Labels

maandag 21 december 2020

Geestverwanten

 
Max Slevogt, “Parade”, 1913

Van de grote drie was Mulisch voor mij altijd nummer één. Maar nu herlees ik Hermans. Waarom niet?  Helm met vederdos, stukje over Hamsun:

Knut Hamsun, geboren in 1860, had, na jaren zelf honger geleden te hebben, met zijn roman Honger in 1890 onmiddellijk succes.

De openingszin van zijn essay zit al vol met fouten. Hamsun werd in 1859 geboren, de hongerperiode die hij op autobiografische wijze beschrijft was slechts van korte duur, direct na zijn berooide terugkeer in 1889 uit Amerika, en het succes van Honger was aanvankelijk beperkt.
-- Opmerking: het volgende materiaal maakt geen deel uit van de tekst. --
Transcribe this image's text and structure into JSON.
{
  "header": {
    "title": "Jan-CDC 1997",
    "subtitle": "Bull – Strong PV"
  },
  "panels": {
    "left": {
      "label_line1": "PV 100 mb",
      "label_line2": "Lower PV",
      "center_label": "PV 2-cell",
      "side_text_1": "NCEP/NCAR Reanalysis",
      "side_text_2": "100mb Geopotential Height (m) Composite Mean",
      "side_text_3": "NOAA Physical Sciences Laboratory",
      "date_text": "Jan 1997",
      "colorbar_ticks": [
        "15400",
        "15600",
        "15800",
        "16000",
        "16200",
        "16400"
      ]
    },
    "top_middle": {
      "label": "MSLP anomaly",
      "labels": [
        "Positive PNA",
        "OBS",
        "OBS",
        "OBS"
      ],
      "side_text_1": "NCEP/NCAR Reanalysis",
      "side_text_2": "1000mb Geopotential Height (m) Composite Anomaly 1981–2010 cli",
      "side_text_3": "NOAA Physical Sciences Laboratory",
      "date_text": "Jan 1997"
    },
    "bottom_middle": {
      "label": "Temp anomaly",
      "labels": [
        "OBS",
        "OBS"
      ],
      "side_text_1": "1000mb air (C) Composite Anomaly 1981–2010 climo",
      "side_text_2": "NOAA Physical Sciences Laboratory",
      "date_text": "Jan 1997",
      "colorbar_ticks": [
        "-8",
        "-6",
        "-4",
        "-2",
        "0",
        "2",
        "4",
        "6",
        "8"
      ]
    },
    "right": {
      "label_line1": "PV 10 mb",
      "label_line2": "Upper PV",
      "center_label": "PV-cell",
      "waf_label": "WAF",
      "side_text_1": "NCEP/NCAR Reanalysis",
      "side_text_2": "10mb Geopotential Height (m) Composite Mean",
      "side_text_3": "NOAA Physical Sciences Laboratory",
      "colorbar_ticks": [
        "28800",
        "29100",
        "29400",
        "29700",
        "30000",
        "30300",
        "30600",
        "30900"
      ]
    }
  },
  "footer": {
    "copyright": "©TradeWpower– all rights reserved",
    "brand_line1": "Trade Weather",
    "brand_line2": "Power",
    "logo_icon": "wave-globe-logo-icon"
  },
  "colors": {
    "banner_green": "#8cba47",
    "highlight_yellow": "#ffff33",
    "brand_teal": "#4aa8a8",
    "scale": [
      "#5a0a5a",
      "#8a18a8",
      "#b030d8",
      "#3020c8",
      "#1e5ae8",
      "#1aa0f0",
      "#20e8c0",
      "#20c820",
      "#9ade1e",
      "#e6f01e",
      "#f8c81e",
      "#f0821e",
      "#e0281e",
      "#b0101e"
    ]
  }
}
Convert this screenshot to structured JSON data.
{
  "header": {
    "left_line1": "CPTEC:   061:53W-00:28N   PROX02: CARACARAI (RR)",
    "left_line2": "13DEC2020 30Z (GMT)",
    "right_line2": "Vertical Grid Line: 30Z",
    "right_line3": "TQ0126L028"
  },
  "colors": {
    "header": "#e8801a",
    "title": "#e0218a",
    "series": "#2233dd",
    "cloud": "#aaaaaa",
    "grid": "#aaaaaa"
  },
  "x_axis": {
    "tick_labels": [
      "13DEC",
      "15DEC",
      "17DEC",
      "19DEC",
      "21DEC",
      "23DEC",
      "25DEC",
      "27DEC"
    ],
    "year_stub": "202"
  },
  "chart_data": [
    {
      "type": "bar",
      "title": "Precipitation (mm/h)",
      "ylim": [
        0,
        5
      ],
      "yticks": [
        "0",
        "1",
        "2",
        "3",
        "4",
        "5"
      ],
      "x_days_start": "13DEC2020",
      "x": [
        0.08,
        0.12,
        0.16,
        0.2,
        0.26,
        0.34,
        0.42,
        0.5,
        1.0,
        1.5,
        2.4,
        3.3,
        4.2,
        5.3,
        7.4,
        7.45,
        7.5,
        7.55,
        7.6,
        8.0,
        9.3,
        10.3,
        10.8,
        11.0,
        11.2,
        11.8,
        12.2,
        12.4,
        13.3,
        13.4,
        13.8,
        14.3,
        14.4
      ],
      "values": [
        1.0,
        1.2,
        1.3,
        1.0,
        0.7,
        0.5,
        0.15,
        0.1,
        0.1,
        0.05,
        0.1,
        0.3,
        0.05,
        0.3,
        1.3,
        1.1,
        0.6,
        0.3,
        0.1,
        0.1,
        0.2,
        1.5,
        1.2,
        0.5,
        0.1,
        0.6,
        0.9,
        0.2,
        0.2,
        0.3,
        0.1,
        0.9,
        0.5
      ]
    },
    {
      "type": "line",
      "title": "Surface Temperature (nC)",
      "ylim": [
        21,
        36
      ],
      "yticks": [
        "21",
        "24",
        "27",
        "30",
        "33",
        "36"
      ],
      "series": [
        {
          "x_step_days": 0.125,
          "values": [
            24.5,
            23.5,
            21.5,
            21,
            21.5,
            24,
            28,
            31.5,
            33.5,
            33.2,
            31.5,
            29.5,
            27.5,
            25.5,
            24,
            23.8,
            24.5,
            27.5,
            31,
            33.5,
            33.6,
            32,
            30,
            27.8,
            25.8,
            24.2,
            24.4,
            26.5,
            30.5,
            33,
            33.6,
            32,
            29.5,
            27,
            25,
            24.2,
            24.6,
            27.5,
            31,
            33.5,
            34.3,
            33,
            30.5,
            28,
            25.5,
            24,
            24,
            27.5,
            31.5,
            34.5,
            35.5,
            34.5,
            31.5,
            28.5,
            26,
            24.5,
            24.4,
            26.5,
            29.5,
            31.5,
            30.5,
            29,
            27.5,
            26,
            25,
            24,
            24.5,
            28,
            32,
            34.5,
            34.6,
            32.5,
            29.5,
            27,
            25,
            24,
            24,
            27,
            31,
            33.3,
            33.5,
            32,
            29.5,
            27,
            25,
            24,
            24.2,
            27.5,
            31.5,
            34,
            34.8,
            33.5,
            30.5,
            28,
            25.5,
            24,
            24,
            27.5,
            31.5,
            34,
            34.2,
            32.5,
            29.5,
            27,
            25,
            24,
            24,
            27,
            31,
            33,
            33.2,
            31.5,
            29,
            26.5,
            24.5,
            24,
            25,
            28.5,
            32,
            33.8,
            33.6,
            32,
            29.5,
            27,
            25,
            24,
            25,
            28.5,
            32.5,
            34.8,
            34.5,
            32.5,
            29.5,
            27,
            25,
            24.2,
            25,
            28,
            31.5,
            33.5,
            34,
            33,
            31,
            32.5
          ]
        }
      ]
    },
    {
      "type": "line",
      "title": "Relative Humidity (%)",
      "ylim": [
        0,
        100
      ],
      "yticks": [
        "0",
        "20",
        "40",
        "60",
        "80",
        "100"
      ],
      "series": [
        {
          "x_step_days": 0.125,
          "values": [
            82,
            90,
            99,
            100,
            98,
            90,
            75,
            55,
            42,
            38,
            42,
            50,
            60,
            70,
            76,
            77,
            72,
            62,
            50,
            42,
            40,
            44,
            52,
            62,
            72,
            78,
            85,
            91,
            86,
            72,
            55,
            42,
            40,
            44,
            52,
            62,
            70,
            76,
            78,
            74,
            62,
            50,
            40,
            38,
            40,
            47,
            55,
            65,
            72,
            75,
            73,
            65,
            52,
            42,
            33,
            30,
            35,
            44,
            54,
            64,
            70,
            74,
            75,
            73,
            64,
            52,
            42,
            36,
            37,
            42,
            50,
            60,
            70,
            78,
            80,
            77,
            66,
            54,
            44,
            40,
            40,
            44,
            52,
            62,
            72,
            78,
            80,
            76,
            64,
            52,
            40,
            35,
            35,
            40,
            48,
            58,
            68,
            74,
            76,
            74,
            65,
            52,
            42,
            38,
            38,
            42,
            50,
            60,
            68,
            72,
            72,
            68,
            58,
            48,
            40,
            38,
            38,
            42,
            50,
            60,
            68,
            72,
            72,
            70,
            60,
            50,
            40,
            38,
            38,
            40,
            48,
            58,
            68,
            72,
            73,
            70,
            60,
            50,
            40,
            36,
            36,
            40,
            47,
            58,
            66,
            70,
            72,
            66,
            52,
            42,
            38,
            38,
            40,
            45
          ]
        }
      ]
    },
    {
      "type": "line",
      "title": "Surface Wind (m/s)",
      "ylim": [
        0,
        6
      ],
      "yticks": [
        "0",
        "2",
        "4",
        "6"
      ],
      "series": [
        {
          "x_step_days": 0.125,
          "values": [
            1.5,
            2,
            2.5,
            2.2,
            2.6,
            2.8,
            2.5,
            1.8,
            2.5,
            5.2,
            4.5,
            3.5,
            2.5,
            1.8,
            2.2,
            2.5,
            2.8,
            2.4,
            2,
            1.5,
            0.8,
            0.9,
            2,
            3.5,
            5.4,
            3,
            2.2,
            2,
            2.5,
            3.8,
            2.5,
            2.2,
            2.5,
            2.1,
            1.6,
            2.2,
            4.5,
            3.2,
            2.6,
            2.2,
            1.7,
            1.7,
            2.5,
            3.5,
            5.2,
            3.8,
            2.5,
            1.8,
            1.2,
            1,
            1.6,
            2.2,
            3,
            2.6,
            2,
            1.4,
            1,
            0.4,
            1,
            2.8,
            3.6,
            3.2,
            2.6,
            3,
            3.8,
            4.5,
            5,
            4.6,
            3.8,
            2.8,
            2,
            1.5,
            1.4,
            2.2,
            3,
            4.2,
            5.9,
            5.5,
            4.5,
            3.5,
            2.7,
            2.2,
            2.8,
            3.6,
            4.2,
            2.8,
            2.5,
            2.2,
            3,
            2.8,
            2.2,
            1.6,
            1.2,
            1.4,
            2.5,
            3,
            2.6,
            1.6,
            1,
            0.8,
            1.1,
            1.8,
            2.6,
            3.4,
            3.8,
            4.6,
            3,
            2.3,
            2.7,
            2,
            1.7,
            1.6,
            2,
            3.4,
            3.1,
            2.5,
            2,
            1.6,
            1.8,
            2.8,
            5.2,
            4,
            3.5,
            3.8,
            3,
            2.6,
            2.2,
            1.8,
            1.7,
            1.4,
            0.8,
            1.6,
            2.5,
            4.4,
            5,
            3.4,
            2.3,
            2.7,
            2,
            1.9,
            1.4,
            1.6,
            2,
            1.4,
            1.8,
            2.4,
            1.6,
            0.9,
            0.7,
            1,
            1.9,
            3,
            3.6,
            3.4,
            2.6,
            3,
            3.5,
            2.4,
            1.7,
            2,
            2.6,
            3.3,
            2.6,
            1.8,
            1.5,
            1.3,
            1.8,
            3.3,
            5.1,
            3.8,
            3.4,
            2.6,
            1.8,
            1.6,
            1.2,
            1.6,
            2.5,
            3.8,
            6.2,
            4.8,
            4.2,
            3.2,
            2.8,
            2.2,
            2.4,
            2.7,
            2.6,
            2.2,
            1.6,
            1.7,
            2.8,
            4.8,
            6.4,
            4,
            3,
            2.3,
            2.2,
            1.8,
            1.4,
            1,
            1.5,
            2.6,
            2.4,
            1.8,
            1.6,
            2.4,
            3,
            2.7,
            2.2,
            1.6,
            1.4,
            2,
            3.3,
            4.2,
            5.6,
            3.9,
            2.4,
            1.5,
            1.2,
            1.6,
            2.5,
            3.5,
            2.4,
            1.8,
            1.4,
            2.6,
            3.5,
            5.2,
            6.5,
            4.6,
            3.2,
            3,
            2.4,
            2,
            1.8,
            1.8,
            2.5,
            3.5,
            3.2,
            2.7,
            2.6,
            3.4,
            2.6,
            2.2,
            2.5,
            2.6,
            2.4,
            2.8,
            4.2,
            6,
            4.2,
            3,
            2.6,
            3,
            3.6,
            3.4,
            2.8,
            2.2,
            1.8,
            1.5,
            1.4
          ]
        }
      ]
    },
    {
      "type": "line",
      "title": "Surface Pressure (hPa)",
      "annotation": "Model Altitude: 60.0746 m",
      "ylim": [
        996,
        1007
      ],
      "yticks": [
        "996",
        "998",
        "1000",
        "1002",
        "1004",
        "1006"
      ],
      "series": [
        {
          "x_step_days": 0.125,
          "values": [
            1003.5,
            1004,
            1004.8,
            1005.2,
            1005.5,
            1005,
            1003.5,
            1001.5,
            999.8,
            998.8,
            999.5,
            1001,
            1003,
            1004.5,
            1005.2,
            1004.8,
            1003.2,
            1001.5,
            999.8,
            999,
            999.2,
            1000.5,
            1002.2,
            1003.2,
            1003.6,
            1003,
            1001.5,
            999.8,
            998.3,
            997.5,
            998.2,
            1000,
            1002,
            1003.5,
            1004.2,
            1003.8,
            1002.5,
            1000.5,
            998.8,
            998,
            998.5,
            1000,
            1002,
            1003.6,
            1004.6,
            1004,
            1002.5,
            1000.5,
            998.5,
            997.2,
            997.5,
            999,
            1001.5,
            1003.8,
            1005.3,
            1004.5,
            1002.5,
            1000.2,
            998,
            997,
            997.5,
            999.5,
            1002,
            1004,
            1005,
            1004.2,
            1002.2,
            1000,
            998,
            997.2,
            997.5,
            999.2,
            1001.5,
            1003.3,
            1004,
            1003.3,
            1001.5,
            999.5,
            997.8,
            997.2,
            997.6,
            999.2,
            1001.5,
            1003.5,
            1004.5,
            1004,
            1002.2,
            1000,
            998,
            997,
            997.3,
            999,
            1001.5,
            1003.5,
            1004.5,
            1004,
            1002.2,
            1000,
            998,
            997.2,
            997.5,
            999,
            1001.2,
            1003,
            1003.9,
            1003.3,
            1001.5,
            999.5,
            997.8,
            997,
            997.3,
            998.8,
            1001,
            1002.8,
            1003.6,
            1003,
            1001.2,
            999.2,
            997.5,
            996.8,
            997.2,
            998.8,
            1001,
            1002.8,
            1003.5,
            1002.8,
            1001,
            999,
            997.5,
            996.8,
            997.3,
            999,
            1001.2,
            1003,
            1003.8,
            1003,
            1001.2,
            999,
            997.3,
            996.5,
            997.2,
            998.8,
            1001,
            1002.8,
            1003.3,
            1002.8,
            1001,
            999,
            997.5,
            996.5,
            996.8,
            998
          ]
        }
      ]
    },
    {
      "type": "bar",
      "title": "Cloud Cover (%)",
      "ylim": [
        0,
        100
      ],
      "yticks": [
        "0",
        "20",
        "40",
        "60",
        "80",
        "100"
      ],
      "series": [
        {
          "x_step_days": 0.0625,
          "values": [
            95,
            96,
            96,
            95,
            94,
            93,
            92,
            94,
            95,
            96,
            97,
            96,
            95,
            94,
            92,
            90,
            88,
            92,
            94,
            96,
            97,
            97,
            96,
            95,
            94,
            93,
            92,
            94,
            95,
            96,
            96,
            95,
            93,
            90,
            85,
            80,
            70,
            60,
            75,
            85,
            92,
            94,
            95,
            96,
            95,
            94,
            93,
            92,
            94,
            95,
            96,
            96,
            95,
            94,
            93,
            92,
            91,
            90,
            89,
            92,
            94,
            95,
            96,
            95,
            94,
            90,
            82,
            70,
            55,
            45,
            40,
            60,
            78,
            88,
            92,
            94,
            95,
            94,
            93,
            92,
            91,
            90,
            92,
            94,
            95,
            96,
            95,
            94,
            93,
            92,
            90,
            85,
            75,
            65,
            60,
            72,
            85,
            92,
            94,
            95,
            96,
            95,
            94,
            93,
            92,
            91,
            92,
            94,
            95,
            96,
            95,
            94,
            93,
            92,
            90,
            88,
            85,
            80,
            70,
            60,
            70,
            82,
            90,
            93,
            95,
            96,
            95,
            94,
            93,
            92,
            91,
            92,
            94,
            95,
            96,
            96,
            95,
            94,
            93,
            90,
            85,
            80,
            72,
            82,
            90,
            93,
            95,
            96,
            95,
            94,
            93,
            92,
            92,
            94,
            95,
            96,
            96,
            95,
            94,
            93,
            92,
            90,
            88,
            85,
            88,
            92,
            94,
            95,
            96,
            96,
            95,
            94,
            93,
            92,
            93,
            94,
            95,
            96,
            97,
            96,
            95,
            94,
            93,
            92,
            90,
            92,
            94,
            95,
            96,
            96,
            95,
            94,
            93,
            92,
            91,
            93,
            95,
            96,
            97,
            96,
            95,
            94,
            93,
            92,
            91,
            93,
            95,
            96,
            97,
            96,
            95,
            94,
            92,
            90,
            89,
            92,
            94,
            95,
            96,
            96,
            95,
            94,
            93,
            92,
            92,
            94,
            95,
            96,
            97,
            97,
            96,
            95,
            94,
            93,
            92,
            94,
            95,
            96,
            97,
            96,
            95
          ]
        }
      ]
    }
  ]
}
Hermans nam het niet zo nauw, dat deed hij nooit, als gesjeesde professor. Maar Hermans mag dat, omwille van de stijl. Ik strijk over mijn hart. Geamuseerd lees ik door.

Wie is er nog nieuwsgierig naar zijn politieke opvattingen?, zo eindigt hij zijn beschouwing: we kunnen niet eeuwig over de massamoorden van de SS in de kranten blijven schrijven. Tja. Hermans. Ik ben wél nieuwsgierig naar die opvattingen, nog steeds. Na diverse Hamsun-biografieën, die Hermans niet heeft kunnen of willen lezen, zie ik het allemaal wat genuanceerder. Omdat ik altijd heb willen begrijpen hoe een geestverwant tot zulke stellingnames kon komen. Hermans was nooit zo van de nuance, meer van het eeuwige gelijk, voelt ook niet echt een geestverwant. En zo kom ik toch weer bij Mulisch, uiteindelijk, die het beter snapte.